Payment and Reimbursement Guidelines

REBOA (Resuscitative Endovascular Balloon Occlusion of the Aorta) is a minimally invasive technique used by the Trauma, Critical Care and Emergency Medicine community to temporarily occlude large vessels using a balloon.

This guide has been developed to assist you in obtaining the appropriate hospital reimbursement and physician payment for services rendered to patients having large vessel occlusion.  We strongly suggest that you consult your payer organizations with regard to local coverage, coding and reimbursement policies.

To comply with Medicare and third-party payer requirements, all physician claim forms must indicate the International Classification of Diseases, 10th Revision (ICD-10) codes that identify diagnoses, symptoms, conditions, problems, complaints, or other reason(s) for the encounter/visit.  A partial list of common diagnoses for patients who may require a REBOA balloon occlusion include:

ICD-10-CM Diagnosis Codes (Partial List)

Abdominal Trauma
S35.222A Major Laceration of Superior Mesenteric Artery, Initial Encounter
S35.212A Major Laceration of Celiac Artery, Initial Encounter
S36.113D Laceration of liver, unspecified degree, subsequent encounter
S36.032 Major laceration of spleen
S36.539A Laceration of unspecified part of colon, initial encounter
S36.029A Unspecified contusion of spleen, initial encounter
Pelvic Fracture             
S32.810A Multiple fx of pelvis w stable disrupt of pelvic ring, initial closed fracture
S32.810B Multiple fx of pelvis w stable disrupt of pelvic ring, initial open fracture
S32.811A Multiple fx of pelvis w unstable disrupt of pelvic ring, initial closed fracture
S32.811B Multiple fx of pelvis w unstbl disrupt of pelvic ring, initial open fracture
Postpartum Hemorrhage
O43.219 Placenta accreta, unspecified trimester
O43.229 Placenta increta, unspecified trimester
O43.239 Placenta percreta, unspecified trimester
O72.1 Other immediate postpartum hemorrhage

ICD-10-PCS Procedure Codes

ICD-10 codes that may be used to describe REBOA procedures (Effective October 1, 2018):

04L03DJ Occlusion of Abdominal Aorta with Intraluminal Device, Temporary, Percutaneous Approach
02LW3DJ Occlusion of Thoracic Aorta with Intraluminal Device, Temporary, Percutaneous Approach

Below is a chart showing the typical MS-DRGs and respective hospital reimbursement rates, assuming the occlusive balloon is the only procedure.  Depending on the patient’s diagnosis and whether or not the patient receives a subsequent surgical correction, the DRG assignment may be different.

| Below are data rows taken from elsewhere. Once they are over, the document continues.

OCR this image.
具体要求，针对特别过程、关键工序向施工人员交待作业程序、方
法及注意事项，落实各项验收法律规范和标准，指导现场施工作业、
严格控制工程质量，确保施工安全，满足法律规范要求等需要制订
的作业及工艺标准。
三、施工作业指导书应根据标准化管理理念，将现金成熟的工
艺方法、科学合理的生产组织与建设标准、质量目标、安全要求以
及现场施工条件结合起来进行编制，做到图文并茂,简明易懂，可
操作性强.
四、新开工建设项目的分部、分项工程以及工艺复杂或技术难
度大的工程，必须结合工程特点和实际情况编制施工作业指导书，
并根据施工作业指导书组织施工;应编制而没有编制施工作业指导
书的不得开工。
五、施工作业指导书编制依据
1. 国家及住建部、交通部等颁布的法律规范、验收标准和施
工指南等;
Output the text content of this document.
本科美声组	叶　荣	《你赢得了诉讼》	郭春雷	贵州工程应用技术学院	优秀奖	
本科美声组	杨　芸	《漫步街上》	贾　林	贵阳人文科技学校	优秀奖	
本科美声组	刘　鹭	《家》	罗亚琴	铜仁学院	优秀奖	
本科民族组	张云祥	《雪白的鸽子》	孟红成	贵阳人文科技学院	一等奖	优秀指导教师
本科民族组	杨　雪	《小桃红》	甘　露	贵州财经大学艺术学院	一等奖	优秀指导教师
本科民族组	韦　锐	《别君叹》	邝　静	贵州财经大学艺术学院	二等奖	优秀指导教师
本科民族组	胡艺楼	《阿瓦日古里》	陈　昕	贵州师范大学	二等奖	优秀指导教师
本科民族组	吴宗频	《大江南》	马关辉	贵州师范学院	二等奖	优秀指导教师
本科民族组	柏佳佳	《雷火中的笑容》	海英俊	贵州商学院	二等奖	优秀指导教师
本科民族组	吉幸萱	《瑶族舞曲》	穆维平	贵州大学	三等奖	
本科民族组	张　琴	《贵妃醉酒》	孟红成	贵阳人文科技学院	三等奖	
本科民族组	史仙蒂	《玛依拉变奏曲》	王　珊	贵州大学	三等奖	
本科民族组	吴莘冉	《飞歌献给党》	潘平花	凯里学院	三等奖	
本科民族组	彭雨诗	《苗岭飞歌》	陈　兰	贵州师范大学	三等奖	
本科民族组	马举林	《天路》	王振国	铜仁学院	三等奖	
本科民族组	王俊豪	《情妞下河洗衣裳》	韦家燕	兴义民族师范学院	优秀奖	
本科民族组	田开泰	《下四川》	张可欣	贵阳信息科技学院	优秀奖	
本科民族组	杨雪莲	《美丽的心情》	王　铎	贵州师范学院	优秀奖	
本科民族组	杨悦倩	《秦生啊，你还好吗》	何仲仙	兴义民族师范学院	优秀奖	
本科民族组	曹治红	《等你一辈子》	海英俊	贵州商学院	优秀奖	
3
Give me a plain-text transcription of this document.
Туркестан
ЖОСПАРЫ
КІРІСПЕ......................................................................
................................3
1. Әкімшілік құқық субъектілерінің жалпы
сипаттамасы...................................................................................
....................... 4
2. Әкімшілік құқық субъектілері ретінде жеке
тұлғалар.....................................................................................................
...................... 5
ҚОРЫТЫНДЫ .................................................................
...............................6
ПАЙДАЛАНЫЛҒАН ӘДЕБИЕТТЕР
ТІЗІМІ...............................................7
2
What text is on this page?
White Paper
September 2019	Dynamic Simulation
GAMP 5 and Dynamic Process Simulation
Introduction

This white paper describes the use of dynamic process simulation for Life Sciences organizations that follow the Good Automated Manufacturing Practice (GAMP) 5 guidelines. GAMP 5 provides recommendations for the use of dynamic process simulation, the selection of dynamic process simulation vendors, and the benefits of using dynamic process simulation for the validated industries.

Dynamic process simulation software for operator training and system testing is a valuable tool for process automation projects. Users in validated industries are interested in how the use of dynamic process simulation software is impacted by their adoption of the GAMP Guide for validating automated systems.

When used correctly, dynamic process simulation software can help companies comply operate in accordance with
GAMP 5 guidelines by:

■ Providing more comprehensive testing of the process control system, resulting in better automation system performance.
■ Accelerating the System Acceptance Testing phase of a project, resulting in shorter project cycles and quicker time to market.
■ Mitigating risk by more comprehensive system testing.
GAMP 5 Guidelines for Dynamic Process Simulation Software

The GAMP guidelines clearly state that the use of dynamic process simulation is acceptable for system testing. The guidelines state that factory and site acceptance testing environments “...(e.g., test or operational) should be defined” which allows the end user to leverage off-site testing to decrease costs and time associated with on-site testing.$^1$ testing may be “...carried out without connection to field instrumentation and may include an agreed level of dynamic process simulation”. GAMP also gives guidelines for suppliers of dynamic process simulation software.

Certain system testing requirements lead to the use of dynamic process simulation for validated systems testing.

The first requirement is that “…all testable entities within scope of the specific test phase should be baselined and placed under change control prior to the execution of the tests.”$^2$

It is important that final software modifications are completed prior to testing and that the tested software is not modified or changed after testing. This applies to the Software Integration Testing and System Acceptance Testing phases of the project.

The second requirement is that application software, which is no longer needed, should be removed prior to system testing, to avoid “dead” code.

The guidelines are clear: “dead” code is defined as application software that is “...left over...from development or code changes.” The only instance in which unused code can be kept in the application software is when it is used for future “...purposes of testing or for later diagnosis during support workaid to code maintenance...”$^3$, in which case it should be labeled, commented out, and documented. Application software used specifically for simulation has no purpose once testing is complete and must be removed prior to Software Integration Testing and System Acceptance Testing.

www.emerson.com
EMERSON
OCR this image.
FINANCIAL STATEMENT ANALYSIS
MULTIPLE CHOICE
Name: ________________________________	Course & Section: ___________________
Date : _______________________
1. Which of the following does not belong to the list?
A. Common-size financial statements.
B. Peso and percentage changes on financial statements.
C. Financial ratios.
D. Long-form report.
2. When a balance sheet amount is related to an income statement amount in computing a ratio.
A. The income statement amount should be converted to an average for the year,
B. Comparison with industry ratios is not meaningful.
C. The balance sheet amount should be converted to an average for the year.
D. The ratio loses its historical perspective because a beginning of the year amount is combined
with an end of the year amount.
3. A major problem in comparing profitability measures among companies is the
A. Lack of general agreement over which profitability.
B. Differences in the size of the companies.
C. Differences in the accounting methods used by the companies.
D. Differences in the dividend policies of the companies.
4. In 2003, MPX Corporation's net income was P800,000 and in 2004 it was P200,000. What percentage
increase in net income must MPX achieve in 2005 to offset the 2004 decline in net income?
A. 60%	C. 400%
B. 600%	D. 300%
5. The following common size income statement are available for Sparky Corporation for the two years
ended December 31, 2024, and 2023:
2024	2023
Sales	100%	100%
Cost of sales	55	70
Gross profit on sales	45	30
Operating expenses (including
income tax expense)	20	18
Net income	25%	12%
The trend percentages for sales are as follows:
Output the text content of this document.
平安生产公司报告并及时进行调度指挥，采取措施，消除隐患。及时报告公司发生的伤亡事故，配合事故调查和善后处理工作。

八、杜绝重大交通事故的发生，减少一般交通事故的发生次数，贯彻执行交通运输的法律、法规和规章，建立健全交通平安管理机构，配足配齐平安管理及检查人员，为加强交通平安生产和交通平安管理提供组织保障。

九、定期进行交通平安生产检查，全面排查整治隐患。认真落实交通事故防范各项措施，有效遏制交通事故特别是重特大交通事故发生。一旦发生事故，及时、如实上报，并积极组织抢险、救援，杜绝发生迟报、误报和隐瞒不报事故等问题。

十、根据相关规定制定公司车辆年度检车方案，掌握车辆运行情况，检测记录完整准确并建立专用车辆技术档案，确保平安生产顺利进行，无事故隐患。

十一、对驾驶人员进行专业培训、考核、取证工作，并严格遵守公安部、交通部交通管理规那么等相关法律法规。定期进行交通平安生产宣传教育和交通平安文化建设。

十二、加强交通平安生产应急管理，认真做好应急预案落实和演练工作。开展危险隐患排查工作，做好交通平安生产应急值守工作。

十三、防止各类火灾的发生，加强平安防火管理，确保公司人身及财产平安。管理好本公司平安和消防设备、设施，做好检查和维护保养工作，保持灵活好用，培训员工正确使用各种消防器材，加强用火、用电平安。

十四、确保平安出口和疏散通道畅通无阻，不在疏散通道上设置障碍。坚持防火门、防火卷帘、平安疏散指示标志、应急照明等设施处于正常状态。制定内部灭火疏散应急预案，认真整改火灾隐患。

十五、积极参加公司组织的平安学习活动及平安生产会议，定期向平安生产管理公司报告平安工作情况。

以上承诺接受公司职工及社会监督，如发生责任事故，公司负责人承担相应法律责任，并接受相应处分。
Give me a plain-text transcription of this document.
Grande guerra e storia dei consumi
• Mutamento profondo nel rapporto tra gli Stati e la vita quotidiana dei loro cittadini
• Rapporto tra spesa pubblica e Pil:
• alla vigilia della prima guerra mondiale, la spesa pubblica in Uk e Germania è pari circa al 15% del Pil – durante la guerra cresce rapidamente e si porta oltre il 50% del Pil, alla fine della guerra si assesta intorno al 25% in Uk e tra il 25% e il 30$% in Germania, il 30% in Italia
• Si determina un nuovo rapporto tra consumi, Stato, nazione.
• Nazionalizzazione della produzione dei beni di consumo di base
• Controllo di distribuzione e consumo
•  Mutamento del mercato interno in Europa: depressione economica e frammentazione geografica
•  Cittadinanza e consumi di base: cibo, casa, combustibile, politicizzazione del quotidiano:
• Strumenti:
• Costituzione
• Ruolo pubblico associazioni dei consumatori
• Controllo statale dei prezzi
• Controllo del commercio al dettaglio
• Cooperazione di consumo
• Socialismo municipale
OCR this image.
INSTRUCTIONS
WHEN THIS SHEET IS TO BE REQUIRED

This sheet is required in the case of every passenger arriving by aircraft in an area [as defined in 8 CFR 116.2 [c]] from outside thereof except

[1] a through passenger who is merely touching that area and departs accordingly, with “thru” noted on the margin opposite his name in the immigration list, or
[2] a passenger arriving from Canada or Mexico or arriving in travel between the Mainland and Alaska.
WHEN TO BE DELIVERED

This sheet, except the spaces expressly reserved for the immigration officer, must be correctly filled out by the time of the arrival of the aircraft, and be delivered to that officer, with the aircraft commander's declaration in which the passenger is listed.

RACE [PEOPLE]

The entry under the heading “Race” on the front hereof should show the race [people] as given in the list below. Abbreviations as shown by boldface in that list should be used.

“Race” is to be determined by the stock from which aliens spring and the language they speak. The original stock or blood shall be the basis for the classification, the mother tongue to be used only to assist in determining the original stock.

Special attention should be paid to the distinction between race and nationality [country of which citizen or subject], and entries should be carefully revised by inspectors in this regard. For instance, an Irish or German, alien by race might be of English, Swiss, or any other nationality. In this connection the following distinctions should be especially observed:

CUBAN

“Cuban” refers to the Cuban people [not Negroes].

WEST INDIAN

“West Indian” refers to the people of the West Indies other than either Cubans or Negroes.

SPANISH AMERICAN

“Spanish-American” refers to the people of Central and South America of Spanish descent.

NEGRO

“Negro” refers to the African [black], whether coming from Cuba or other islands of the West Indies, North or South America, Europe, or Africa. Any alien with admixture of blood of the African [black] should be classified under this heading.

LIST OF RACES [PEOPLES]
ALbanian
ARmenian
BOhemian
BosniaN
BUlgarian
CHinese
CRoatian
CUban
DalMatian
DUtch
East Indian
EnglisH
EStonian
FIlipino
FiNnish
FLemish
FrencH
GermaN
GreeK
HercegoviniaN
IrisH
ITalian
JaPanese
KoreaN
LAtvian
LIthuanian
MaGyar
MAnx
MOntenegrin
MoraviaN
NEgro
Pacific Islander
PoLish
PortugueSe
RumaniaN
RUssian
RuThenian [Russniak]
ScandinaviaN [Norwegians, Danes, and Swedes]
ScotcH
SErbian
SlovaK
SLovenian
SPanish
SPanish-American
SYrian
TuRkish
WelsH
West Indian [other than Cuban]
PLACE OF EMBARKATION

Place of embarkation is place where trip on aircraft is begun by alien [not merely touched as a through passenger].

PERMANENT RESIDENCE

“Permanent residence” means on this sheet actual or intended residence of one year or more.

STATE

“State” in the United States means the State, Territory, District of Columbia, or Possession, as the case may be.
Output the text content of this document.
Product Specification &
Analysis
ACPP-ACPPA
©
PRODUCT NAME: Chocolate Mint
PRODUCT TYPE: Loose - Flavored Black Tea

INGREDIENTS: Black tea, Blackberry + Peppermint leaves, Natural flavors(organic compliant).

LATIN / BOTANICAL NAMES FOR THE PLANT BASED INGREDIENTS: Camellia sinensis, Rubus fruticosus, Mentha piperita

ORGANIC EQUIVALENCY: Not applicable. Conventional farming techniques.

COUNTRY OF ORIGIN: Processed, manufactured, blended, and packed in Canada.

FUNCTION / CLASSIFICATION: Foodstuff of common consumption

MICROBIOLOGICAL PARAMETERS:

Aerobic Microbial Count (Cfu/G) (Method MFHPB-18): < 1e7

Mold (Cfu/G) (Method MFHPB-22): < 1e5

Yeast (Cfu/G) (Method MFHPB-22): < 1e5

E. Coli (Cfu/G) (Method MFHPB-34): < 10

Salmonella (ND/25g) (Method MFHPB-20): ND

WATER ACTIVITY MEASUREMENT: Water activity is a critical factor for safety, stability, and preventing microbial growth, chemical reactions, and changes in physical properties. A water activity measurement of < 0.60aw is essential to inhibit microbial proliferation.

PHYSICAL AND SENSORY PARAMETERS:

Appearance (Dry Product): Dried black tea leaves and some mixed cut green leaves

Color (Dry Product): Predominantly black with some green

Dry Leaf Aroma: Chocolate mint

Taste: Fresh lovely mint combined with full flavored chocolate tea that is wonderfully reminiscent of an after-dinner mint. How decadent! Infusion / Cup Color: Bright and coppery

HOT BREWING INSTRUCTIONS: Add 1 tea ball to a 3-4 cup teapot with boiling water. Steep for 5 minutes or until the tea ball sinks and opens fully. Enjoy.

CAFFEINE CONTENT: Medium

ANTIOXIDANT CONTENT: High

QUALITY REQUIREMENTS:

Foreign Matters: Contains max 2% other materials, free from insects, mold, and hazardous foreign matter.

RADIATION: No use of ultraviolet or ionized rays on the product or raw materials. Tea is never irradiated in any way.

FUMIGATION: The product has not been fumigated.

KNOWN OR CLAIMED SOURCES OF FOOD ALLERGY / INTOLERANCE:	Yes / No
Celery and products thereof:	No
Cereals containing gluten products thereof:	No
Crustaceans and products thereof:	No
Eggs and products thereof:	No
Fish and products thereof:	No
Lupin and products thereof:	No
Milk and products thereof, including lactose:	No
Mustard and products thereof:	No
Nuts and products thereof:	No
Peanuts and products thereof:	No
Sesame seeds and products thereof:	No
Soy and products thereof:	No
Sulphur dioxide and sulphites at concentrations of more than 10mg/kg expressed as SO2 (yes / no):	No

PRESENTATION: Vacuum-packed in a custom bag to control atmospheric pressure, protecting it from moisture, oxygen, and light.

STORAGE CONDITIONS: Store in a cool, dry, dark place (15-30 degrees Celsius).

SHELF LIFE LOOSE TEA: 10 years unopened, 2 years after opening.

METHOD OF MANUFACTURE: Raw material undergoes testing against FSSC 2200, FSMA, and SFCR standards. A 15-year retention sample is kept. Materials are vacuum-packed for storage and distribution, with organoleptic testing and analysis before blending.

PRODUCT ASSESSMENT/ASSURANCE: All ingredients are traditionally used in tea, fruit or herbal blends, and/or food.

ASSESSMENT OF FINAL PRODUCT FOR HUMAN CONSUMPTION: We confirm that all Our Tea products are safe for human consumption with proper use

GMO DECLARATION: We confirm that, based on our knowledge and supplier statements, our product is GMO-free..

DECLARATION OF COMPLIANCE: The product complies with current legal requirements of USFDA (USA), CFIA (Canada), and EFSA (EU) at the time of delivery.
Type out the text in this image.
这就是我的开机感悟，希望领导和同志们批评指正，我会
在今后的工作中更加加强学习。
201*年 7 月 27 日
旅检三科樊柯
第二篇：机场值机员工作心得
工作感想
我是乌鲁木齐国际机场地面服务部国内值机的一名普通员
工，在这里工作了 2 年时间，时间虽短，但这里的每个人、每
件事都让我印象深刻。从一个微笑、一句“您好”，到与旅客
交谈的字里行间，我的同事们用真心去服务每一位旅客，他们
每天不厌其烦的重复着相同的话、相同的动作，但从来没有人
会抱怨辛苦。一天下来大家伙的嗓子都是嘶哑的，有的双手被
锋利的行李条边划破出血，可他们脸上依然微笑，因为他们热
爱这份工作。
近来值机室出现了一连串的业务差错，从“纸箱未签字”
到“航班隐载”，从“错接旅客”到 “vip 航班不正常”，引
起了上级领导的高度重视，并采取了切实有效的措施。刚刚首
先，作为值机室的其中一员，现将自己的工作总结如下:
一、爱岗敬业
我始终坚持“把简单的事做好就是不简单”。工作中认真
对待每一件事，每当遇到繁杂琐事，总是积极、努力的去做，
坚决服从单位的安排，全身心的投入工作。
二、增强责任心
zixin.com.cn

MS-DRG MS-DRG Description** FY 2019 National Average Hospital Reimbursement for Inpatient Procedures*
907 Other O.R. procedures for injuries w MCC $25,800
908 Other O.R. procedures for injuries w CC $12,200
909 Other O.R. procedures for injuries w/o CC/ MCC $8,100

Note:  These are national averages and do not include hospital-specific adjustments for location, teaching status or charity care.

** MCC = Major complication or co-morbidity
CC=Complication or co-morbidity

CPT Procedure Code

Current Procedural Terminology (CPT-4) Codes are uniformly accepted by all payers and may be used to describe services rendered by the physician or hospital outpatient department.  The following code may be appropriate to describe REBOA procedures.

37244 Vascular embolization or occlusion, inclusive of all radiological supervision and interpretation, intraprocedural roadmapping, and imaging guidance necessary to complete the intervention; for arterial or venous hemorrhage or lymphatic extravasation

CPT Code CPT Code Description CY 2019 National Average Physician Professional Fee*
37244 Vascular Embolization and Occlusion $696

*Does not include geographic adjustment.

CPT codes and nomenclature are Copyright 2018 American Medical Association

Disclaimer –We strongly suggest that you consult your payer organization with regard to local reimbursement policies.  The information contained in this document is provided for information purposes only and represents no statement, promise or guarantee by Prytime Medical, Inc. concerning levels of reimbursement, payment or charge.  Similarly, all ICD-10 and CPT codes are supplied for information purposes only and represent no statement; promise or guarantee by Prytime Medical, Inc. that these codes will be appropriate or that reimbursement will be made.